Port Scanning Attack: Definition, Examples, and Prevention
Risk Factors
Likelihood
Complexity
Business Impact
What Is Malicious Port Scanning?
Port scanning is a method attackers use to scope out their target environment by sending packets to specific ports on a host and using the responses to find vulnerabilities and understand which services, and service versions, are running on a host.
First, attackers must locate hosts on the network, then they can scan those hosts for ports which might serve their purposes. Generally, port scanning tries to classify ports into one of three categories:
Open: In this case, the destination responds with a packet, meaning it is listening on that port and the service used to scan (generally TCP or UDP) is being used.
Closed: This means that the destination received the packet but does not have the service used listening at the port.
Filtered: The packet was filtered by a firewall or the service listening on that port didn't receive an acceptable traffic format so there is no reply.
Port scanning is generally done in stages:
- Scan the first 1000 ports on a CIDR range.
- Scan the first 1000 UDP ports on responding devices.
- Scan the ports that are responding to determine services that are running on those ports.
- Expand the scan to all 65535 on responding devices to ID open ephemeral ports.
At a certain stage of scanning, the attacker is looking to ID specific services such as Active Directory, MSSQL, SMB/CIFS, SSH, etc. as well as what version of the software those hosts are running. This can rapidly allow attackers to select exploits to use to gain additional footholds within the network.

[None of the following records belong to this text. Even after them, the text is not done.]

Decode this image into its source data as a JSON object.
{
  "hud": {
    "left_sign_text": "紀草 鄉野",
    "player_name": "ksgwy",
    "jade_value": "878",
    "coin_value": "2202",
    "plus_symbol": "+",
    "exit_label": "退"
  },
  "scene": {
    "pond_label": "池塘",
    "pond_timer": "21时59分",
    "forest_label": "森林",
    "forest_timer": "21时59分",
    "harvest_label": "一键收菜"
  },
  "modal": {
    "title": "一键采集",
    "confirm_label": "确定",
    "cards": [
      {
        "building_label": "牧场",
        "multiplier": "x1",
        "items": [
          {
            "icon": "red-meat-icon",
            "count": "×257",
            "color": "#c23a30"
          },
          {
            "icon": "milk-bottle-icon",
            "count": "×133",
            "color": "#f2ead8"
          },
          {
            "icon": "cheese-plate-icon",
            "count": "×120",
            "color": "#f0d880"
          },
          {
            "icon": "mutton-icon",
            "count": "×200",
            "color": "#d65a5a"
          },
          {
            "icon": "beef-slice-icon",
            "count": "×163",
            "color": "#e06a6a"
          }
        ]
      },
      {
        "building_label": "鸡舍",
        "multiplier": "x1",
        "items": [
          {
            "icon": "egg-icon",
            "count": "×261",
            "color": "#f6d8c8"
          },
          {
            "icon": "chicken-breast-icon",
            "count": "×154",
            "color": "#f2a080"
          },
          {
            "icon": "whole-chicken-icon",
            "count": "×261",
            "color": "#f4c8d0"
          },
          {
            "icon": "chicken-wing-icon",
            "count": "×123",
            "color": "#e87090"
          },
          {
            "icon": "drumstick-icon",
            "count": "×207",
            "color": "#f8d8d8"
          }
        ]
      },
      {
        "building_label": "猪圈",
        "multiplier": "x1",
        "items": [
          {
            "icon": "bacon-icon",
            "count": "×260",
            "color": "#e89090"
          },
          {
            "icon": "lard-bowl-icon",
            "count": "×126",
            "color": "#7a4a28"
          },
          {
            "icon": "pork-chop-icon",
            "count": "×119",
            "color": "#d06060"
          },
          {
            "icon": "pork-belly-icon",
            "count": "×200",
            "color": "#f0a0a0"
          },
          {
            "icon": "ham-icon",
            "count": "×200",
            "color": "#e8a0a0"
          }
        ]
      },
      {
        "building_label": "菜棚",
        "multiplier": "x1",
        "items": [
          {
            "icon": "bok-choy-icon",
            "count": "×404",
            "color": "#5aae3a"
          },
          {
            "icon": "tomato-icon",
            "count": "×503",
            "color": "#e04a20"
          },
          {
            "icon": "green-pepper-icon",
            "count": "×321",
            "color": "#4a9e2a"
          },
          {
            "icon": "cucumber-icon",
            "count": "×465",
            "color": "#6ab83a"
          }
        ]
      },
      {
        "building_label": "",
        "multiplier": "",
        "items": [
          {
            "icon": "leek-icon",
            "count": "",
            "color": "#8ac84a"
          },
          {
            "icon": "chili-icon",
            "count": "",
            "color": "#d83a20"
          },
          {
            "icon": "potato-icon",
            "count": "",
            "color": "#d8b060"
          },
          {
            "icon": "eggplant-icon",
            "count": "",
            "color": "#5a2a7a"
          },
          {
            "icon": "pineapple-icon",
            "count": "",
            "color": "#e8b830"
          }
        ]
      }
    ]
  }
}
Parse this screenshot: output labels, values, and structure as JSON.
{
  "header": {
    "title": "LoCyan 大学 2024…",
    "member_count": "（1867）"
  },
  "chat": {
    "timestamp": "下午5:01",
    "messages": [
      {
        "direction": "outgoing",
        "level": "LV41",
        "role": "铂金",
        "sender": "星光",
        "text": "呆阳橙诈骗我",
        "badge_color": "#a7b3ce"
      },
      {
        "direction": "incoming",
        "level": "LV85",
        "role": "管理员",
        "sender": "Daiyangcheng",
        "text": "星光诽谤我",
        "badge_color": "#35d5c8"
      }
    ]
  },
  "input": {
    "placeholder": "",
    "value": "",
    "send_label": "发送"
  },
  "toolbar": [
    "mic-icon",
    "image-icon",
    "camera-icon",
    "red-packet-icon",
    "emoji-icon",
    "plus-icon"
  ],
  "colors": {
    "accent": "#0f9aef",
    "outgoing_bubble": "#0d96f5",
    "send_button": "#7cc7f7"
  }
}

Protection Against Malicious Port Scanning
Malicious port scanning is used for many legitimate purposes, necessitating the ability to differentiate between benign and malicious scanning activity. Simple approaches look for patterns like the number of ports scanned by a single IP address. If one IP address is running a lot of scans on different ports, it can be an indicator of malicious activity.
Statistical models can also be used to determine if scanning behavior differs from a baseline of normal behavior on the network. Network intrusion detection systems (IDS) and firewalls are usually configured to detect scans, but scanners can attempt to avoid detection by changing the frequency of scans, the sequence in which they access ports, or by spoofing their source address.
Detection and response solutions using machine learning can better understand normal scanning behavior on individual networks and provide high-fidelity detection even when attackers try to cover their tracks.
Malicious Port Scanning History
Malicious scanning has been around in various forms for a long time. Its use rapidly increased in 2001 along with an increase in computer worms, which scan for new hosts in order to automatically spread. An example worm during that time was the Code Red worm, which would scan for open TCP port 80 then leverage a common vulnerability to spread to new hosts.
Remote desktop protocol (RDP) has long been a common target for bad actors scanning for unprotected ports.